Seine Werke sind nicht unumstritten und werden heftig diskutiert. Gunther von Hagens ist bekannt. Unter dem Begriff „Herzenssache“ gastiert zur Zeit eine Ausstellung mit einigen Plastinaten in der Schwabenhalle Augsburg. Nervenruh warf einen Blick hinein.
Das Schockerlebnis blieb aus. Selbst die zerfleddertsten Leichen sehen weder furchterregend noch ekelhaft aus. So auch das Plastinat eines Läufers in Bewegung. Gehäutet und mit aufgeklappten Muskeln ist es nicht nur lehhrreich, sondern verkörpert auch einen ästhetischen Ausdruck von Dynamik. Beeindruckend sind die Darstellungen der Blutgefäße.
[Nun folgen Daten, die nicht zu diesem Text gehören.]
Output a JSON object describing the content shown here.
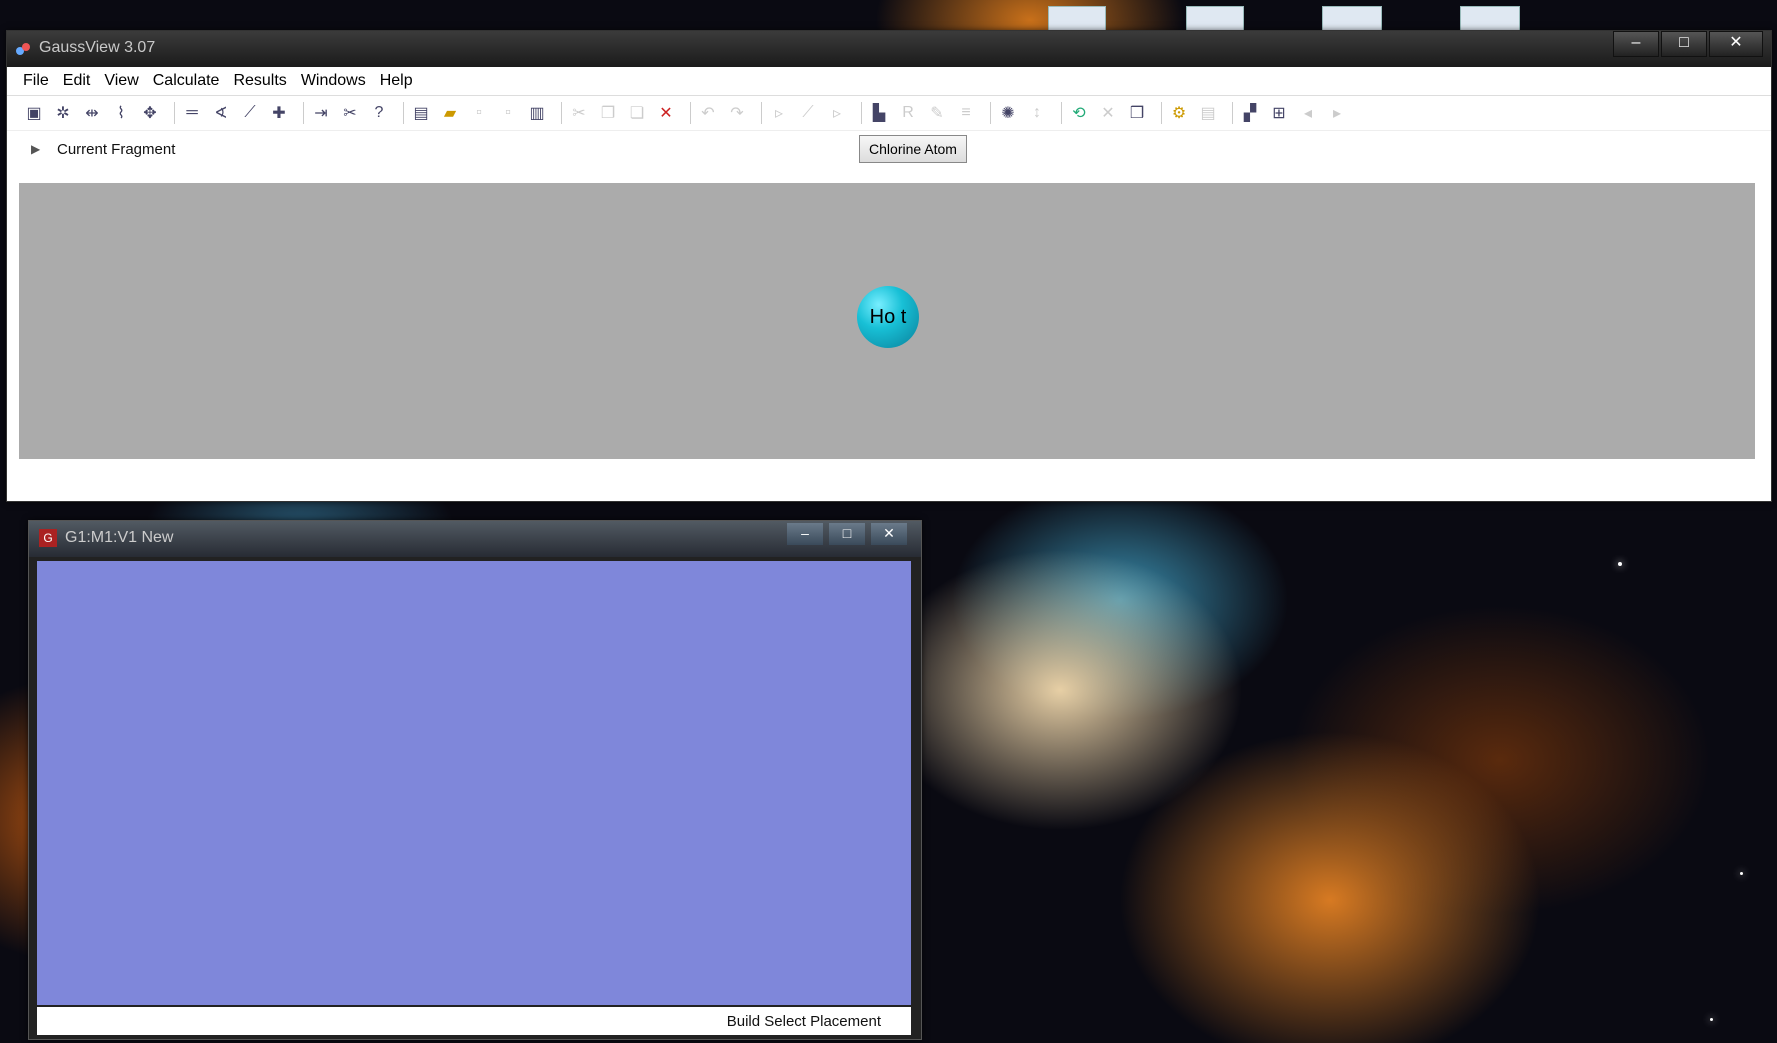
{
  "main_window": {
    "title": "GaussView 3.07",
    "menu": [
      "File",
      "Edit",
      "View",
      "Calculate",
      "Results",
      "Windows",
      "Help"
    ],
    "current_fragment_label": "Current Fragment",
    "fragment_button": "Chlorine Atom",
    "atom_label": "Ho t",
    "controls": {
      "minimize": "–",
      "maximize": "□",
      "close": "✕"
    }
  },
  "child_window": {
    "title": "G1:M1:V1 New",
    "status": "Build  Select Placement",
    "controls": {
      "minimize": "–",
      "maximize": "□",
      "close": "✕"
    }
  },
  "colors": {
    "fragment_panel": "#ababab",
    "atom": "#18c0d6",
    "canvas": "#7f87da"
  },
  "toolbar_icons": [
    "select-icon",
    "rotate-icon",
    "bond-icon",
    "bond-length-icon",
    "atom-icon",
    "ring-icon",
    "angle-icon",
    "dihedral-icon",
    "add-valence-icon",
    "symmetry-icon",
    "delete-icon",
    "help-icon",
    "open-icon",
    "folder-icon",
    "save-icon",
    "print-icon",
    "clipboard-icon",
    "cut-icon",
    "copy-icon",
    "paste-icon",
    "cancel-icon",
    "undo-icon",
    "redo-icon",
    "inquire-icon",
    "measure-icon",
    "tags-icon",
    "document-icon",
    "reset-icon",
    "pencil-icon",
    "builder-icon",
    "sync-icon",
    "pointer-icon",
    "refresh-icon",
    "clean-icon",
    "window-icon",
    "gear-icon",
    "bookmark-icon",
    "tile-icon",
    "grid-icon",
    "prev-icon",
    "next-icon"
  ]
}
Nervenruh sah Schlagadern so dick wie Gartenschläuche, aber auch feinste Gespinste und Verästelungen. Wie in einem eigenen Universum sind sie an einigen Stellen dicht geballt, an anderen in die Länge gezogen. Man möchte kaum glauben, was alles in uns steckt. Einige kaputte Lebern sowie die obligatorische Raucherlunge durften bei dieser Gelegenheit nicht fehlen. Etwas eigenartig empfand Nervenruh die Ganzkörperplastinate mit lustigen Hüten oder anderen in diesem Zusammenhang fremd wirkenden Gegenständen sowie ein zum Schaukelpferd umfunktioniertes Fohlen. Hier verschwimmen zwar die Grenzen zwischen Anatomie und Kunst, zwischen Authensität und Dekoration, doch der Respekt vor dem Leben und dem Wunder der Natur wird niemals in Frage gestellt.
Nervenruh staunt.

Kommentare:

wftrader hat gesagt…

Respekt>>>Eine gelungene Aussage, knapp und treffend formuliert, über die Ausstellung von Gunther von Hagens Körperwelten.

merci hat gesagt…

Ich verfolge das ja nun schon seit Jahren aber ich konnte mich bisher nicht aufraffen das anzuschauen. Und jetzt, hier am Ende der Welt, werde ich wohl kaum noch Gelegenheit dazu haben. Egal, überzeugt bin ich immer noch nicht. Aber vielen Dank für die einfühlsame Beschreibung.